# Cumulative Distribution Function is Right-Continuous

## Theorem

Let $\struct {\Omega, \Sigma, \Pr}$ be a probability space.

Let $X$ be a real-valued random variable on $\struct {\Omega, \Sigma, \Pr}$.

Let $F_X$ be the cumulative distribution function of $X$.

Then:

$F_X$ is right-continuous.

## Proof

Let $x \in \R$.

We show that $F_X$ is right-continuous at $x$.

We use Sequential Right-Continuity is Equivalent to Right-Continuity in the Reals: Corollary, and will show that:

for all monotone sequences $\sequence {x_n}_{n \mathop \in \N}$, with $x_n > x$ for each $n$, that converge to $x$ we have:
$\map {F_X} {x_n} \to \map {F_X} x$

Let $\sequence {x_n}_{n \mathop \in \N}$ be a monotone sequences with $x_n > x$ for each $n$ that converges to $x$.

Then $\sequence {x_n}_{n \mathop \in \N}$ is a decreasing sequence.

So:

$\sequence {\hointl {-\infty} {x_n} }_{n \mathop \in \N}$ is a decreasing sequence of sets.
$\ds \bigcap_{n \mathop = 1}^\infty \hointl {-\infty} {x_n} = \hointl {-\infty} x$

Let $P_X$ be the probability distribution of $X$.
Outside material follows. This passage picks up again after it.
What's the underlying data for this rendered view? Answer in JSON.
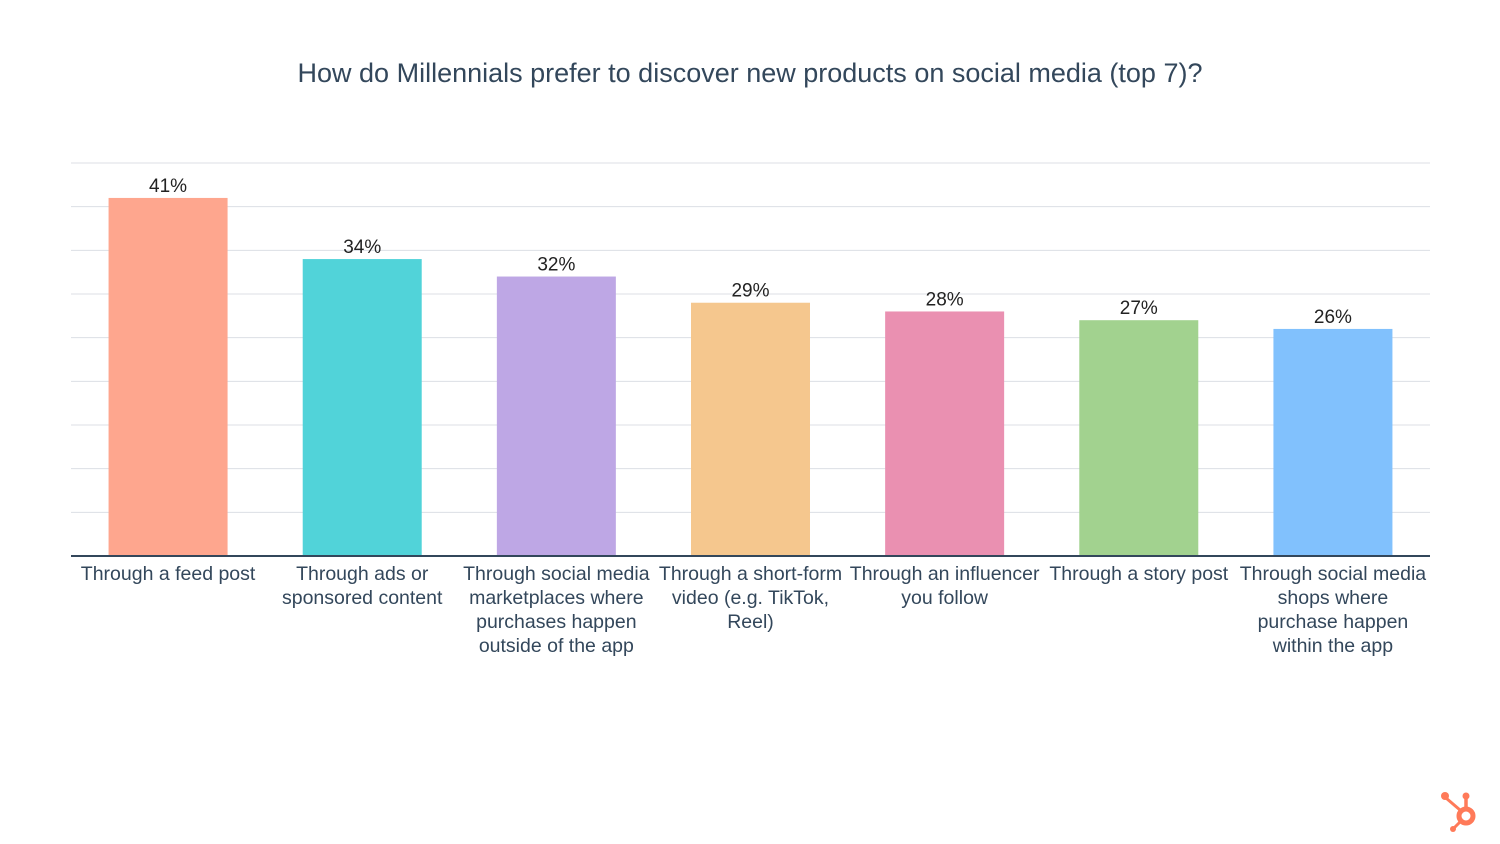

Note that $P_X$ is a finite measure.

So, from Measure of Limit of Decreasing Sequence of Measurable Sets, we therefore have:

$\ds \map {P_X} {\hointl {-\infty} x} = \lim_{n \mathop \to \infty} \map {P_X} {\hointl {-\infty} {x_n} }$

So we obtain:

 $\ds \map {F_X} x$ $=$ $\ds \map \Pr {X \le x}$ Definition of Cumulative Distribution Function $\ds$ $=$ $\ds \map {P_X} {\hointl {-\infty} x}$ Definition of Probability Distribution $\ds$ $=$ $\ds \lim_{n \mathop \to \infty} \map {P_X} {\hointl {-\infty} {x_n} }$ $\ds$ $=$ $\ds \lim_{n \mathop \to \infty} \map \Pr {X \le x_n}$ Definition of Probability Distribution $\ds$ $=$ $\ds \lim_{n \mathop \to \infty} \map {F_X} {x_n}$ Definition of Cumulative Distribution Function

So, since $\sequence {x_n}_{n \mathop \in \N}$ was arbitrary:

for all monotone sequences $\sequence {x_n}_{n \mathop \in \N}$, with $x_n > x$ for each $n$, that converge to $x$ we have:
$\map {F_X} {x_n} \to \map {F_X} x$
$F_X$ is right-continuous at $x$.

$\blacksquare$